Una svolta inattesa ha segnato la carriera di Rosario Abisso l’arbitro palermitano che aveva visto la propria carriera messa in discussione. Il Tribunale Federale Nazionale ha infatti accolto il suo ricorso, dichiarando illegittima la delibera dell’Associazione Italiana Arbitri che lo aveva escluso dagli organici per la stagione 2026/27.
La decisione del Tribunale Federale Nazionale
Il 1° luglio 2026 l’AIA aveva comunicato la dismissione di Abisso con il Comunicato Ufficiale n. 1 motivandola con i limiti di permanenza nel ruolo. Tuttavia, il ricorso presentato dall’arbitro, con il supporto del suo legale Andrea Capone ha portato a un esito favorevole. Il Tribunale ha stabilito che la decisione dell’AIA non fosse conforme alle normative vigenti, disponendo così il reintegro immediato di Abisso.

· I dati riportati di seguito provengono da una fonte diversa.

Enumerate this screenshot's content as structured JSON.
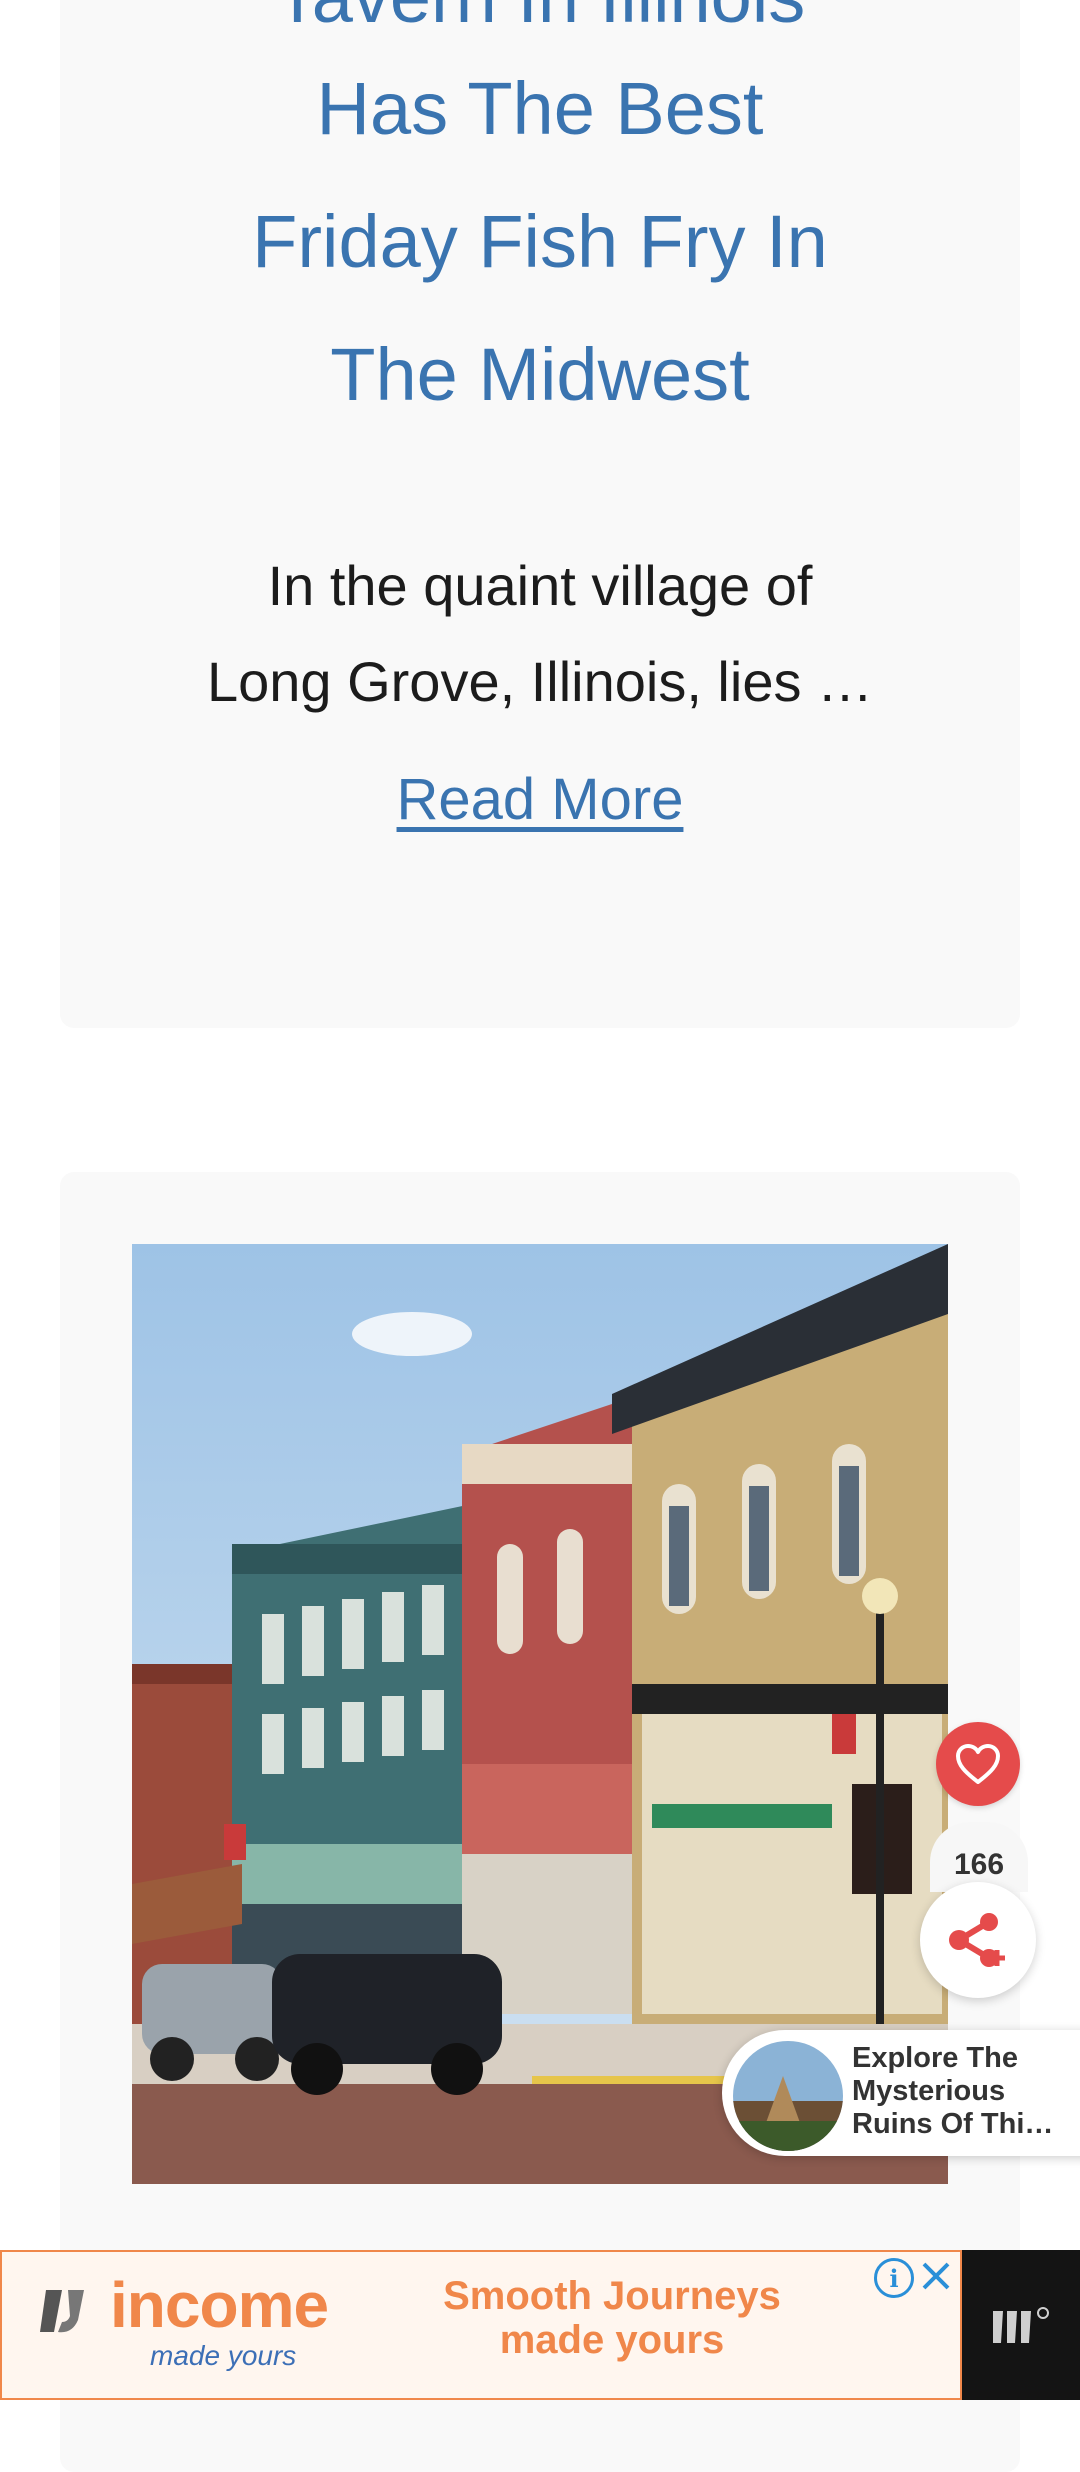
{
  "article_card": {
    "title_lines": [
      "Tavern In Illinois",
      "Has The Best",
      "Friday Fish Fry In",
      "The Midwest"
    ],
    "excerpt_lines": [
      "In the quaint village of",
      "Long Grove, Illinois, lies …"
    ],
    "read_more": "Read More"
  },
  "share_widget": {
    "count": "166",
    "heart_color": "#e54b4b"
  },
  "promo": {
    "lines": [
      "Explore The",
      "Mysterious",
      "Ruins Of Thi…"
    ]
  },
  "ad": {
    "brand": "income",
    "brand_tagline": "made yours",
    "headline_lines": [
      "Smooth Journeys",
      "made yours"
    ],
    "accent_color": "#f0874a"
  },
  "colors": {
    "link": "#3a74b0",
    "card_bg": "#f9f9f9"
  }
}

La decisione del Tribunale è stata comunicata attraverso una nota ufficiale, che recita: “Il Tribunale Federale Nazionale, Sezione Disciplinare, definitivamente pronunciando, accoglie il ricorso e dichiara l’illegittimità della delibera di cui al Comunicato Ufficiale dell’Associazione Italiana Arbitri n. 1 del 1° luglio 2026 nella parte in cui dispone la dismissione del sig. Rosario Abisso.”
La vicenda di Rosario Abisso
Rosario Abisso, classe 1985 è uno degli arbitri più esperti dell’organico della CAN. La sua esclusione aveva suscitato numerose reazioni, soprattutto tra i colleghi e gli appassionati di calcio. Nonostante la dismissione, Abisso aveva potuto partecipare al raduno precampionato degli arbitri della CAN, seppur in una posizione di sovrannumero rispetto all’organico.
Il ricorso presentato contro il provvedimento di esclusione ha portato il Tribunale Federale Nazionale a riesaminare la decisione dell’AIA. Dopo un’attenta valutazione, il Tribunale ha ritenuto che la dismissione non fosse giustificata, aprendo nuovamente le porte al reinserimento di Abisso nella CAN per la stagione 2026/27.
Le implicazioni della decisione
La decisione del Tribunale Federale Nazionale ha importanti implicazioni per il mondo arbitrale. Da un lato, conferma l’importanza del rispetto delle normative e delle procedure interne. Dall’altro, rappresenta un precedente significativo per eventuali future controversie.
Per Rosario Abisso, il reintegro nella CAN significa poter continuare la propria carriera ai massimi livelli del calcio italiano. La sua esperienza e professionalità saranno nuovamente a disposizione per le designazioni della nuova stagione, contribuendo a garantire l’equità e la correttezza delle partite.
La vicenda si chiude quindi con un esito positivo per l’arbitro palermitano, che può ora guardare al futuro con rinnovata fiducia. Il caso Abisso ha messo in luce l’importanza del dialogo e del rispetto delle procedure, elementi fondamentali per il corretto funzionamento del sistema arbitrale.